Red Cliffs features a permanent public exhibit called Big Lizzie, a large tractor. Frank Bottrill was the designer, builder and operator of "Big Lizzie". One of its features was the use of the Bottrill Dreadnaught wheel which he designed, and which he also fitted to other machines. Bottrill was inspired by his experiences in the 1800s witnessing the suffering of camels carrying heavy loads. The wheel was designed to work in sandy soils. The design was effective but was later superseded by the caterpillar track. When it was built, "Big Lizzie" was the biggest tractor in Australia, and thought to be the biggest in the world, at 34 ft high by 18 ft wide, and weighing 45 tons. It had two trailers also fitted with Bottrill wheels.

The tractor received an Engineering Heritage Marker from Engineers Australia as part of its Engineering Heritage Recognition Program.

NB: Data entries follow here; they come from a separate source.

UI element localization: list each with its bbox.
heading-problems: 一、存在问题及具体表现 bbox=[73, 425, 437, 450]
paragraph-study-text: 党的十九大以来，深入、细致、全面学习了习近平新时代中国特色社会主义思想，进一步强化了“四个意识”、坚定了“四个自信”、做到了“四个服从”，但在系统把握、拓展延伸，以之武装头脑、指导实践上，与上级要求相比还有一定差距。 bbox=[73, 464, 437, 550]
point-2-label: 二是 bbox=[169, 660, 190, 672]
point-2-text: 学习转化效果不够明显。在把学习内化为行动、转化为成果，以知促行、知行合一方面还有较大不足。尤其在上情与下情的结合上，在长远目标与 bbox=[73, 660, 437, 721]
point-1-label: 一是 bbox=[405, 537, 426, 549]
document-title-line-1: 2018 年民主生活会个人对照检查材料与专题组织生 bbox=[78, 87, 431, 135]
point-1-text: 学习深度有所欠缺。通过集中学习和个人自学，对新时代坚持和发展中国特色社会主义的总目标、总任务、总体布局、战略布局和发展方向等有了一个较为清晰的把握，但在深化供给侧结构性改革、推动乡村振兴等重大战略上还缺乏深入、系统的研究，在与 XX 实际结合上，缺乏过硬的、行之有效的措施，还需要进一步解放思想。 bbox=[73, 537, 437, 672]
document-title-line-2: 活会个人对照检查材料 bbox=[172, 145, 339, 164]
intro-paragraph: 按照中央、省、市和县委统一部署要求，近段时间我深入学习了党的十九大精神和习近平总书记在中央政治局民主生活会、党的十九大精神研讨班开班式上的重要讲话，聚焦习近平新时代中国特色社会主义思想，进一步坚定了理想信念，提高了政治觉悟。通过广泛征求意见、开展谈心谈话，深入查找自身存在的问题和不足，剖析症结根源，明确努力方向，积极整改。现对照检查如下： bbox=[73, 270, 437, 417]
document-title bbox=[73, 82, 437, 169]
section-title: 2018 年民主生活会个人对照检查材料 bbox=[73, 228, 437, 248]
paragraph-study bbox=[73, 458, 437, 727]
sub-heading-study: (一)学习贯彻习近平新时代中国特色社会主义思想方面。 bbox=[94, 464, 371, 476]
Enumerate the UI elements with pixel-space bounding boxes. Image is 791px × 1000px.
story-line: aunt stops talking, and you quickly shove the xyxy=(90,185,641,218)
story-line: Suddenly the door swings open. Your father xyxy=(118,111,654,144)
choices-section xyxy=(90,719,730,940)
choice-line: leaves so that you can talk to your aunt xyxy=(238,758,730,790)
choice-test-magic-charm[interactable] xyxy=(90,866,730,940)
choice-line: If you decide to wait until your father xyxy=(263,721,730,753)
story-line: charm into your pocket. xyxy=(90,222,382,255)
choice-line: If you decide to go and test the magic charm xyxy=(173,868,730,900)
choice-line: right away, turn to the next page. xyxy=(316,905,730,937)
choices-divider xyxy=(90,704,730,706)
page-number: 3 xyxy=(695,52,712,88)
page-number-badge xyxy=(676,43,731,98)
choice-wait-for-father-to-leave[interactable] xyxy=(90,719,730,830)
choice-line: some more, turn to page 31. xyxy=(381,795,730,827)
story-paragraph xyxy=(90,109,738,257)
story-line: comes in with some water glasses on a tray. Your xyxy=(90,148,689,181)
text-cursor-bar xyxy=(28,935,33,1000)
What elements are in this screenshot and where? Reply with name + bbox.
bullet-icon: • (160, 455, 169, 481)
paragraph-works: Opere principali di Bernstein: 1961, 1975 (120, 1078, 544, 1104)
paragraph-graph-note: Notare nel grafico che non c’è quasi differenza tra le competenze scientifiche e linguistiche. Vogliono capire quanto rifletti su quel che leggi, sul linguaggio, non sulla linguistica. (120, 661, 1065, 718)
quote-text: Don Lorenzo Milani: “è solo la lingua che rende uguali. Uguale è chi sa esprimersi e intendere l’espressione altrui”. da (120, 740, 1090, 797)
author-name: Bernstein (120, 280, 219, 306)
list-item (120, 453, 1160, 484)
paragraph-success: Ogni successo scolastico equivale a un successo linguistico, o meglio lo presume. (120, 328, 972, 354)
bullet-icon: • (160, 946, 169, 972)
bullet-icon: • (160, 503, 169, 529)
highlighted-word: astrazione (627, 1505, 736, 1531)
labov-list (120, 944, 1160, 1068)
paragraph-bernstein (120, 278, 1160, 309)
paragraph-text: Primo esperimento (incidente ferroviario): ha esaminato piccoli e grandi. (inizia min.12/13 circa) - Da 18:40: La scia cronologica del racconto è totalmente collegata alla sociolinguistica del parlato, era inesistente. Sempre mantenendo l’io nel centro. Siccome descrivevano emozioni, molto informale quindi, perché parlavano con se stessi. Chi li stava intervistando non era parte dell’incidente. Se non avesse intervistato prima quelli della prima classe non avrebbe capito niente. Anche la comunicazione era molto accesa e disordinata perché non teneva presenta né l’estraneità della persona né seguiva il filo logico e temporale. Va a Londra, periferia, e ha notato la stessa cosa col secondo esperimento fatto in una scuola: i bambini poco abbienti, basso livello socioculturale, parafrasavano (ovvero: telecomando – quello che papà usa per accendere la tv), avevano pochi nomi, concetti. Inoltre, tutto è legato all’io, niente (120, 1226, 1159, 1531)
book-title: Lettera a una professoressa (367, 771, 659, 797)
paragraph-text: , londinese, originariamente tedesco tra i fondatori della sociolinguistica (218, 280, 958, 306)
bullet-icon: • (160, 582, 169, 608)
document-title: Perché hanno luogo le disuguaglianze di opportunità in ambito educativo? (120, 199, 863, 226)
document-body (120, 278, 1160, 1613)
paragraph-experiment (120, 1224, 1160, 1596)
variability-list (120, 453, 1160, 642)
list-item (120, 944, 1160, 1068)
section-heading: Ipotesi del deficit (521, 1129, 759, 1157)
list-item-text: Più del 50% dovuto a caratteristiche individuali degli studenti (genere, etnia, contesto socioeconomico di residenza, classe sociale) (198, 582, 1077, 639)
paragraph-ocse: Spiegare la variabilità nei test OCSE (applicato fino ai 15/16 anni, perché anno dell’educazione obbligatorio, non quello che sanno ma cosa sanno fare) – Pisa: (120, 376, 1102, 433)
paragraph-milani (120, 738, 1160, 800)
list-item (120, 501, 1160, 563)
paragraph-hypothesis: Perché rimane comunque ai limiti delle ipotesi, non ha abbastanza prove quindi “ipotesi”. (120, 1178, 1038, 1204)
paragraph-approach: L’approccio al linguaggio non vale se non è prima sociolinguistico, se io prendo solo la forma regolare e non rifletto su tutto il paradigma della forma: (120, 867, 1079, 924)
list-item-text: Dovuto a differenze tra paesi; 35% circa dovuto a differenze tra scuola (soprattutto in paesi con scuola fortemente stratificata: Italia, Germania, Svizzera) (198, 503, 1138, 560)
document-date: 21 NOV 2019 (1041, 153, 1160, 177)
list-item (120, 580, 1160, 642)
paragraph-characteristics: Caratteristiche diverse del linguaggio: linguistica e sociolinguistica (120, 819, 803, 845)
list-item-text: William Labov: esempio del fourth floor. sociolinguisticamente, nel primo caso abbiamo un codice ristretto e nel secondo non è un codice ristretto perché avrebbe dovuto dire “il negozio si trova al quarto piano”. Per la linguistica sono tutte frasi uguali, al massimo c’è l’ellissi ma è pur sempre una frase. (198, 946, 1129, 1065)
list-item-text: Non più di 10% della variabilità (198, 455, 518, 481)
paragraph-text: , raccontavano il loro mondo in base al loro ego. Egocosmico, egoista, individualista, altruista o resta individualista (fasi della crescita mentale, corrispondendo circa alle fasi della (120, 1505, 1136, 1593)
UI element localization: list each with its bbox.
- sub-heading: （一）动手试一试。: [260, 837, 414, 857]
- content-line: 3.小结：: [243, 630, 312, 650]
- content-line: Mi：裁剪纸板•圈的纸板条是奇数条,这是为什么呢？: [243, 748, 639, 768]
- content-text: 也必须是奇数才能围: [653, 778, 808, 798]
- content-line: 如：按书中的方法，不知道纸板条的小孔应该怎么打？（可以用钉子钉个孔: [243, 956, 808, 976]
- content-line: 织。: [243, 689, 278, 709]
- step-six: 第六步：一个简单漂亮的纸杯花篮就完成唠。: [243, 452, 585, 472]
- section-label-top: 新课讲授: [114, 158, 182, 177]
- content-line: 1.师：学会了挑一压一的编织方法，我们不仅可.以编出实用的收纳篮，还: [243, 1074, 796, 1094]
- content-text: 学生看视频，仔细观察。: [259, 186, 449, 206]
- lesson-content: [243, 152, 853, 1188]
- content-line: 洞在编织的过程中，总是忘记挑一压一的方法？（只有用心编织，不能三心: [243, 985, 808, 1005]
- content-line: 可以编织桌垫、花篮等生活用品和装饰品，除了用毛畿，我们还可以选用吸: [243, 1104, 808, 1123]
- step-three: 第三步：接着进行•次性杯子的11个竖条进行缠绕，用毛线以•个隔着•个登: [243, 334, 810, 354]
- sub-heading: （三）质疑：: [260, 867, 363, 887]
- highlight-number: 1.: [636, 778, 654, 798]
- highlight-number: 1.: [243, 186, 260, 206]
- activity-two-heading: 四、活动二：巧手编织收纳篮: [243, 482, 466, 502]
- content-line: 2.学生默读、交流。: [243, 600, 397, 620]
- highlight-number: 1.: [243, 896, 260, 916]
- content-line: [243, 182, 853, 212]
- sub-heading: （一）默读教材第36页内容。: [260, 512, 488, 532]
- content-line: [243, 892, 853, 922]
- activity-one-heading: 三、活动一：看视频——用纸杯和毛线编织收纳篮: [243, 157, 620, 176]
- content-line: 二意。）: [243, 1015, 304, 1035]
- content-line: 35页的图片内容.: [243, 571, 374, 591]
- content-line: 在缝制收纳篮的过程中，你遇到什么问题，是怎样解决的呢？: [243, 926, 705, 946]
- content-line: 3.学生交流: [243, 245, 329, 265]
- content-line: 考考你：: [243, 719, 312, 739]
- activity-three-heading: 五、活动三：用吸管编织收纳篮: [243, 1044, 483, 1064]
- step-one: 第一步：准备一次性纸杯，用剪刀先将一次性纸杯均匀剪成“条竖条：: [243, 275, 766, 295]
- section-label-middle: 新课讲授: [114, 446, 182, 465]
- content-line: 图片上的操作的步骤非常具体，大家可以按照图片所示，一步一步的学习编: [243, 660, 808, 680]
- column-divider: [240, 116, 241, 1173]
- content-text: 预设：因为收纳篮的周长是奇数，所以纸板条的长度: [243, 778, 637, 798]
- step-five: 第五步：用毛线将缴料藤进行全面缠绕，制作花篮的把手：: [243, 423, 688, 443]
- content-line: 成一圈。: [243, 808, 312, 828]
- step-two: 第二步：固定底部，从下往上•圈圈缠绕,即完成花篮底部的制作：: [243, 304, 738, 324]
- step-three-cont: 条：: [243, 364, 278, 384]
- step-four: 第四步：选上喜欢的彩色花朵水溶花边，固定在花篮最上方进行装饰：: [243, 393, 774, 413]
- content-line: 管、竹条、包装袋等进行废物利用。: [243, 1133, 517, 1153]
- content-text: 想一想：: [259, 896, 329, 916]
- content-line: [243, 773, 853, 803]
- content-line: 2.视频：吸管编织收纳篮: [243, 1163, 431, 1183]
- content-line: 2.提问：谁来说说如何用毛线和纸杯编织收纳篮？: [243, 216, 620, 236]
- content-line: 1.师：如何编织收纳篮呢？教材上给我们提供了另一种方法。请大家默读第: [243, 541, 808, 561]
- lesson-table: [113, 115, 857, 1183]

The machine was purchased for the town by the Big Lizzie Preservation Committee with help from Red Cliff's service clubs, transported from Glendenning Station (near Balmoral Village), and brought to an operating condition in time for the town's golden jubilee in October 1971.

===Lunarfest===
The Red Cliffs Lunarfest was held every March to celebrate the end of the grape harvest. The event included a street parade, musical performances, street market, bicycle race and an evening outdoor film screening. It was organised by the Red Cliffs Rotary Club.